As expected results in Table 3 shows that, 4 of the 5 classes have F1 scores greater than 0.9 with only Stairs achieving a score of 0.8. This result is far more acceptable than that achieved with the 9 class problem. The relatively lower F1 score with Stairs is due to 67 instances being incorrectly classified as Walking. This highlights the difficulty with differentiating between walking on a flat surface versus walking up or down stairs. However apart from the inclination of the surface there is no other characteristic that can help to differentiate these seemingly similar movements.

5.3 Step Counting

This final sub-section presents an evaluation of our step counting algorithms. For this, we collected a separate set of walking and running data with known actual step counts. This was necessary because actual counts of steps were not recorded for the initial dataset collected. In total, 19 data instances were collected for walking and 11 for running. For walking, participants were asked to walk up and down a corridor while counting the number of steps they took from start to finish. Reported step counts for walking range from 244 to 293. Participants performed a number of different hand positions which included walking with normal hand movement, with hands in trouser pocket and carrying a book or coffee mug. Walking data also included one instance of walking down a set of stairs (82 steps) and one instance of walking up a set of stairs (78 steps).

Running data was collected on a treadmill. Participants were requested to run on a treadmill at a self-selected speed for a self-selected duration of time. Here also, three claps were used to mark the start and end of the running session. Two participants standing on the side were asked to count the steps in addition to the runner, due to the difficulty that may be involved in running and counting steps at the same time. Reported step counts for running range from 150 to 210.

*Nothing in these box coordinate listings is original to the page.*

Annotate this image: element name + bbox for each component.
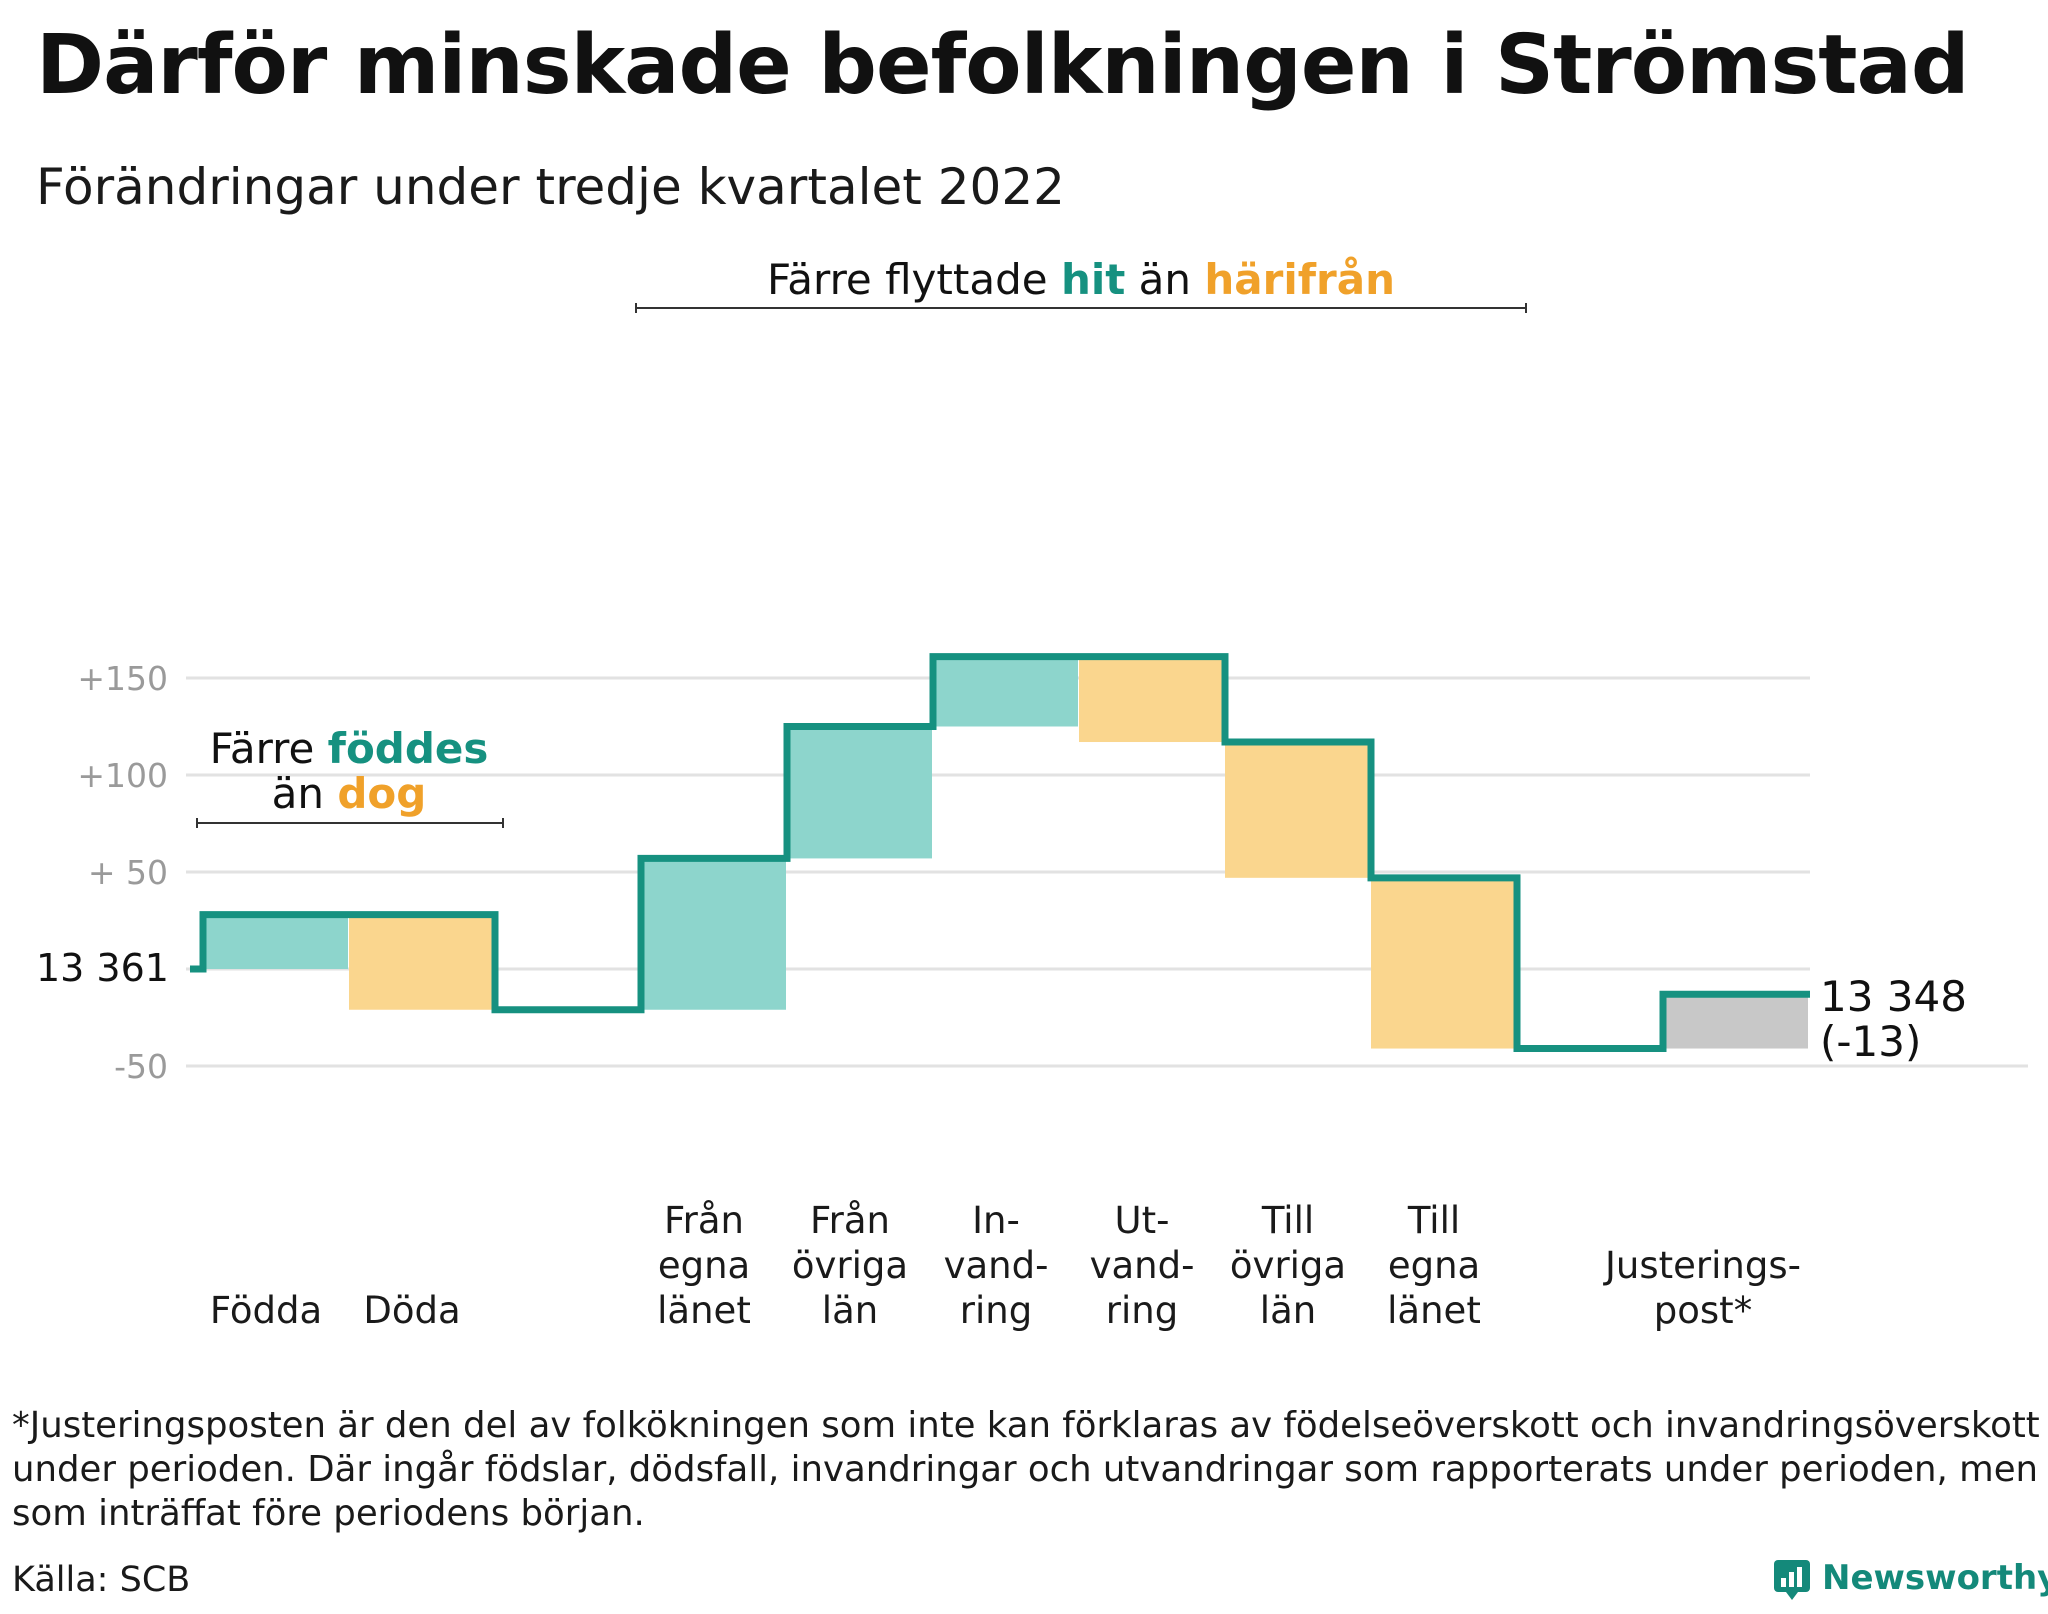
category-label: vand- — [1090, 1244, 1195, 1287]
bar-decrease — [1079, 656, 1224, 743]
bar-increase — [787, 726, 932, 859]
y-tick-label: + 50 — [88, 853, 168, 892]
y-axis-ticks: +150 +100 + 50 13 361 -50 — [36, 659, 169, 1086]
y-tick-label: +150 — [77, 659, 168, 698]
category-label: län — [822, 1289, 878, 1332]
annotation-bracket — [635, 303, 1527, 313]
category-label: Från — [664, 1199, 744, 1242]
annotation-text: Färre föddes — [210, 724, 489, 773]
annotation-segment: härifrån — [1204, 255, 1395, 304]
category-label: övriga — [792, 1244, 908, 1287]
category-label: egna — [1388, 1244, 1480, 1287]
annotation-bracket — [196, 818, 504, 828]
category-label: övriga — [1230, 1244, 1346, 1287]
annotation-segment: hit — [1061, 255, 1125, 304]
bar-increase — [933, 656, 1078, 727]
category-label: egna — [658, 1244, 750, 1287]
category-label: län — [1260, 1289, 1316, 1332]
footnote: *Justeringsposten är den del av folkökni… — [12, 1405, 2040, 1534]
category-label: Justerings- — [1603, 1244, 1801, 1287]
category-label: ring — [1106, 1289, 1178, 1332]
end-value-text: (-13) — [1820, 1017, 1921, 1066]
y-tick-label: -50 — [114, 1047, 168, 1086]
cumulative-step-line — [190, 653, 1810, 1053]
annotation-segment: än — [272, 769, 338, 818]
chart-subtitle: Förändringar under tredje kvartalet 2022 — [36, 158, 1065, 216]
category-label: Ut- — [1115, 1199, 1170, 1242]
bar-increase — [203, 914, 348, 969]
category-label: länet — [657, 1289, 751, 1332]
bar-decrease — [349, 914, 494, 1010]
category-label: Från — [810, 1199, 890, 1242]
newsworthy-logo-icon — [1774, 1560, 1810, 1600]
category-label: post* — [1654, 1289, 1752, 1332]
category-label: Döda — [363, 1289, 460, 1332]
annotation-text: än dog — [272, 769, 427, 818]
step-line — [190, 653, 1810, 1053]
category-label: Födda — [210, 1289, 322, 1332]
annotation-segment: föddes — [328, 724, 489, 773]
category-label: Till — [1407, 1199, 1460, 1242]
bar-adjustment — [1663, 994, 1808, 1049]
y-tick-label: +100 — [77, 756, 168, 795]
bar-increase — [641, 858, 786, 1010]
start-value-label: 13 361 — [36, 946, 169, 990]
category-label: Till — [1261, 1199, 1314, 1242]
category-label: vand- — [944, 1244, 1049, 1287]
annotation-segment: Färre flyttade — [767, 255, 1061, 304]
brand-logo[interactable]: Newsworthy — [1772, 1558, 2048, 1614]
category-label: ring — [960, 1289, 1032, 1332]
category-label: In- — [972, 1199, 1020, 1242]
annotation-segment: dog — [337, 769, 426, 818]
annotation-text: Färre flyttade hit än härifrån — [767, 255, 1395, 304]
category-label: länet — [1387, 1289, 1481, 1332]
end-value-label: 13 348(-13) — [1820, 972, 1967, 1066]
category-labels: Födda DödaFrånegnalänetFrånövrigalänIn-va… — [210, 1199, 1801, 1332]
bar-decrease — [1371, 877, 1516, 1049]
end-value-text: 13 348 — [1820, 972, 1967, 1021]
bar-decrease — [1225, 742, 1370, 878]
brand-name: Newsworthy — [1822, 1558, 2048, 1598]
bars — [203, 656, 1808, 1049]
annotation-segment: än — [1125, 255, 1204, 304]
source-credit: Källa: SCB — [12, 1560, 191, 1600]
chart-title: Därför minskade befolkningen i Strömstad — [36, 18, 1970, 113]
annotation-segment: Färre — [210, 724, 328, 773]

The objective of this evaluation is to match, for each data instance, the count of steps predicted by each algorithm, to the actual step counts recorded. Root means squared error (RMSE) is used to measure performance. Because both step counting algorithms do not require any training, all 30 data instances are used for testing. Evaluation results are presented in Table 4. Generally it is useful to have mean squared error values that are below 10 for step counts. Overall we can see that better performance is observed from the Peak Counting method, thus this has been set as the default step counting approach for the SELFBACK system.

Table 4 Performance of step counting approaches measured using Root Mean Squared Error

6 Conclusion

This paper focuses on the activity recognition part of the SELFBACK system which helps to monitor how well users are adhering to recommended daily physical activity for self-management of low back pain. The input into the activity recognition system is tri-axial accelerometer data from a wrist-worn sensor.

Activity recognition from the input is achieved using a supervised machine learning approach. This is composed of 4 stages: windowing, feature extraction, labelling and classifier training. Our results show that a window size of 10 s is best for identifying SELFBACK activity classes and highlighted the inherent challenge in differentiating between similar movement classes (such as lying with sitting and different paces of walking) using a wrist-worn sensor. Our approach to using Discrete Cosine Transform to represent instances achieved a 5 % classification performance gain over time and frequency domain feature representations. Algorithms to infer step counts from ambulation data suggests a simple peak counting approach following a low pass filter applied to the magnitude of the tri-axial data to be best. Future work will explore techniques for recognising a larger set of dynamically changing activities using incremental learning and semi-supervised approaches.